According to Wicker, many folks on both sides of the aisle now think the energy bill should be broken down into smaller digestible bites, and the MTBE provision dropped. "That's far more realistic than trying to force everyone to swallow one gargantuan bill whole," even with the new Republican votes, he said.
The piecemeal strategy could prove successful on many fronts, including on the Arctic Refuge. "The vote numbers effectively haven't moved on MTBE [given the new makeup of the Senate], but the numbers have moved on ANWR," said Wicker.

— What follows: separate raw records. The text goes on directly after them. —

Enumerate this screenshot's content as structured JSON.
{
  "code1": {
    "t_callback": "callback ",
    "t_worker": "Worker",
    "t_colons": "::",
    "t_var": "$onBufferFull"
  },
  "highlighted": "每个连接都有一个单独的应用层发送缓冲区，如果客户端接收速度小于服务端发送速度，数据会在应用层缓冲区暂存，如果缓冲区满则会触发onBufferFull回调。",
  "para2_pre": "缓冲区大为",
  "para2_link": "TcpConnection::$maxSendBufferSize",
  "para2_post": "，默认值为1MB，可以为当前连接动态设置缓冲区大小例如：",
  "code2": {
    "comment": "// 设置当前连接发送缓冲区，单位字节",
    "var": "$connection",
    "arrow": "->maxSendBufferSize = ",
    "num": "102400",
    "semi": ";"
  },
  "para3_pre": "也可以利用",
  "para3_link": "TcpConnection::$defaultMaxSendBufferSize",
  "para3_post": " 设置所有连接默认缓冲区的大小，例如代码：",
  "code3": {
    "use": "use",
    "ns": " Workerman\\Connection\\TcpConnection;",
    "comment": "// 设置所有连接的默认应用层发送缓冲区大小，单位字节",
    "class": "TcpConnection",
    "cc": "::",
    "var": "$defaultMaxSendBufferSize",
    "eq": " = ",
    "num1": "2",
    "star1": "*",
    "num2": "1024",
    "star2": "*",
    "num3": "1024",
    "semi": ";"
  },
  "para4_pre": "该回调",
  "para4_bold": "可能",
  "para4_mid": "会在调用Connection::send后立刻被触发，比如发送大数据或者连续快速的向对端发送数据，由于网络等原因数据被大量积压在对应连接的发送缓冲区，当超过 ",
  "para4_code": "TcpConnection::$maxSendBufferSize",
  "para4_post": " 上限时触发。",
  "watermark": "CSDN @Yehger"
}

Here's why: While Daschle voted for the energy bill, he was a steadfast opponent of drilling in ANWR; his successor will support both. And while Obama will almost certainly vote against drilling in ANWR, his predecessor Peter Fitzgerald was one of the few Republicans who also opposed it, meaning that Obama adds no new votes to the ANWR opposition. Also, Republicans are much more vulnerable to peer pressure on this issue given that there are no regional reasons (such as MTBE contamination or Yucca Mountain) for them to oppose it.

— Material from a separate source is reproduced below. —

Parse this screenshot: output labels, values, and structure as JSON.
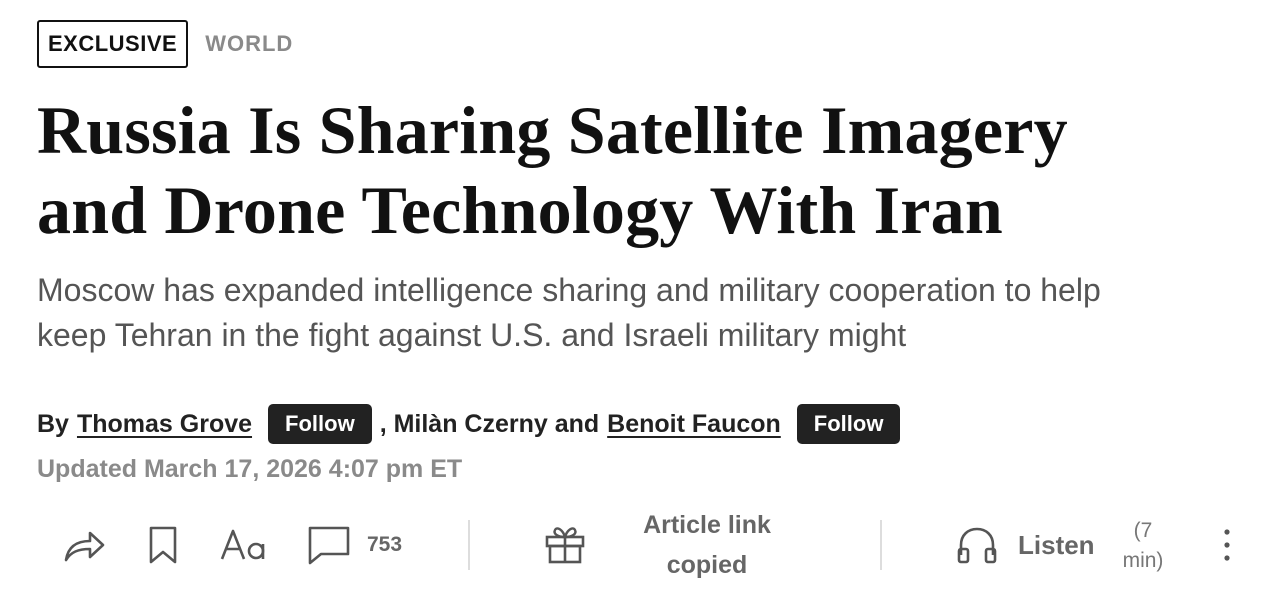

According to Wicker, the congressional leadership is expected to make opening ANWR a part of the budget reconciliation process early next year by tacking the ANWR provision onto a budget bill that cannot be filibustered, so it would need only 50 votes to pass rather than the 60 necessary to avert a filibuster. "They tried to do this in 2003 and failed, but the reality is that with four new Republican votes, open-ANWR proponents have the wind at their back," he said.
Becker of the Sierra Club said this may be just what environmentalists need. "The public opposition to drilling in the Arctic Refuge is huge. People have come to associate it with greed rather than need."
And historically the perception of greed has galvanized public opposition to initiatives that are overly friendly to industry and unfriendly to the environment and public health. Lawmakers and business lobbies overreach, and then get slapped by public opinion. This is precisely what happened with the MTBE liability exemption, for instance. It's what happened during Bush's first term when the EPA tried to weaken standards for arsenic in drinking water and exempt millions of acres of wetlands from protections -- initiatives that stirred up so much controversy they simply couldn't survive.
"Right now," said Becker, "greed is the best friend that the environment has."